Guercino, "The Vocation of Saint Aloysius (Luigi) Gonzaga," 17. Jahrhundert, Metropolitan Museum of Art — gemeinfrei.
Ein Novize in einer Stadt unter der Pest
Aloysius' jesuitische Ausbildung führte ihn nach Rom, wo 1591 ein schwerer Pestausbruch die Stadt heimsuchte. Statt sich von der Gefahr fernzuhalten, meldete er sich freiwillig für die Arbeit in einem Krankenhaus, das die Jesuiten für Pestkranke betrieben, und übernahm dort einige der körperlich anstrengendsten und gefährlichsten Aufgaben: Sterbende von den Straßen zu tragen und in der Krankenstation aufzunehmen, sie zu ernähren und ihre grundlegendsten Bedürfnisse eigenhändig zu versorgen. Es war unglamourös, erschöpfend und der Ansteckung so direkt ausgesetzt, wie Arbeit nur sein kann. Aloysius machte weiter, selbst als seine eigene, ohnehin nie besonders robuste Gesundheit unter der Belastung zu zerbrechen begann.
Tod mit dreiundzwanzig
Er steckte sich bei dieser Arbeit mit der Pest an und starb nach einer Phase des Verfalls am 21. Juni 1591 in Rom, gerade dreiundzwanzig Jahre alt. Anders als bei vielen antiken Märtyrern, über die dieser Blog sonst berichtet, gibt es hier keine legendäre Ausschmückung — Aloysius' Leben ist vergleichsweise gut dokumentiert, nahe an modernen Standards der Aufzeichnung, und der Kern dessen, was ihn bemerkenswert macht, ist genau das, was er an der Oberfläche zu sein scheint: ein junger Mann, der jeden Grund gehabt hätte, bequem zu leben, und sich stattdessen entschied, seine letzten Monate auf einer Peststation zu verbringen.
Patron der Jugend, später auch der AIDS-Pflegenden
Aloysius wurde 1605, gut ein Jahrzehnt nach seinem Tod, seliggesprochen und 1726 von Papst Benedikt XIII. heiliggesprochen. 1729 erklärte ihn die Kirche formell zum Patron der Jugend — eine Anerkennung für einen jungen Mann, der schon vor seinem fünfundzwanzigsten Lebensjahr eine folgenschwere, kostspielige Entscheidung über seine Lebensführung getroffen hatte.

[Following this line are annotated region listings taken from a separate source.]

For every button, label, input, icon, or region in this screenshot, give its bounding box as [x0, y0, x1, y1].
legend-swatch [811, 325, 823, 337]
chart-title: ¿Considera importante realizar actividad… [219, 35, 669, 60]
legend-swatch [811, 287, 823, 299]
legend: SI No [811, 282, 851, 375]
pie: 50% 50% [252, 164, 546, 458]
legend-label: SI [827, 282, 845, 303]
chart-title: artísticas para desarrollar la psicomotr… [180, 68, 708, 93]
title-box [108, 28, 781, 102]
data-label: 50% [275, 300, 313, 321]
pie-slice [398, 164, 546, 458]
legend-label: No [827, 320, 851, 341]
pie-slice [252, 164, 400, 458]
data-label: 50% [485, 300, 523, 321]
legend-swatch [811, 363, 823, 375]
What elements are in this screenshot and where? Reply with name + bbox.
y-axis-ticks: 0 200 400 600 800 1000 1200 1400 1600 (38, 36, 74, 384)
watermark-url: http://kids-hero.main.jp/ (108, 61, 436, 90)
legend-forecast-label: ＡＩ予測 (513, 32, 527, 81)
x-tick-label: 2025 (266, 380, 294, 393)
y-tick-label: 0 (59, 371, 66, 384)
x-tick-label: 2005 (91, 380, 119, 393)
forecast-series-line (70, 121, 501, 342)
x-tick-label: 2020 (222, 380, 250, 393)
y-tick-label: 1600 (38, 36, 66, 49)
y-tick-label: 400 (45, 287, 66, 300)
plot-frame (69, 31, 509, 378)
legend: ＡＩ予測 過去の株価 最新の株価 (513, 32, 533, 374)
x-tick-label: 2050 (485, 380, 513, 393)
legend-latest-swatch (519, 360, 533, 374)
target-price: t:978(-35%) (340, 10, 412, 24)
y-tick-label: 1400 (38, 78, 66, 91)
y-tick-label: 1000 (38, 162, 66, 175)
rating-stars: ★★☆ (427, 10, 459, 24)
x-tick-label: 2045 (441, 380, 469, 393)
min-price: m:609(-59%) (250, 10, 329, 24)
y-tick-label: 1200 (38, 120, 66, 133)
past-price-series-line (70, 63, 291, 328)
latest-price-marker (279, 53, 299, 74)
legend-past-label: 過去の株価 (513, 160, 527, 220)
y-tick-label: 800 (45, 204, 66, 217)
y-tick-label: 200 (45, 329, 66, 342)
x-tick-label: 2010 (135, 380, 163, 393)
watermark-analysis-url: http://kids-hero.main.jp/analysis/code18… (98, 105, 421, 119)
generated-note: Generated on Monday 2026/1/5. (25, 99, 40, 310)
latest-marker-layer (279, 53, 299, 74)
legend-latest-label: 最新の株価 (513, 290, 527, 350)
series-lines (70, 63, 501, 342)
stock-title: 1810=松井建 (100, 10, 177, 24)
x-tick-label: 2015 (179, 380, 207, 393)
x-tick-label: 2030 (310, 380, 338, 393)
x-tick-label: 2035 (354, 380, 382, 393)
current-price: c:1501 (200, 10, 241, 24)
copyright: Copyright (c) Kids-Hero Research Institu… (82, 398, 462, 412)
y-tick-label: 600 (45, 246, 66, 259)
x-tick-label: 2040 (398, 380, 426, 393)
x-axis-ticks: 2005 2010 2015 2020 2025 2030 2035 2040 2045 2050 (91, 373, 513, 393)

Diese Patronschaft erhielt 1991 eine weitere, zeitgenössischere Dimension, als er auch zum Patron der AIDS-Kranken und ihrer Pflegenden erklärt wurde — eine naheliegende Erweiterung seiner eigenen Geschichte der Krankenpflege unter direktem persönlichem Risiko. Sein Gedenktag ist der 21. Juni, der Tag seines Todes, und seine Geschichte bleibt unter den hier behandelten Heiligen ein seltener Fall, in dem kaum zwischen Tatsache und späterer Legende getrennt werden muss.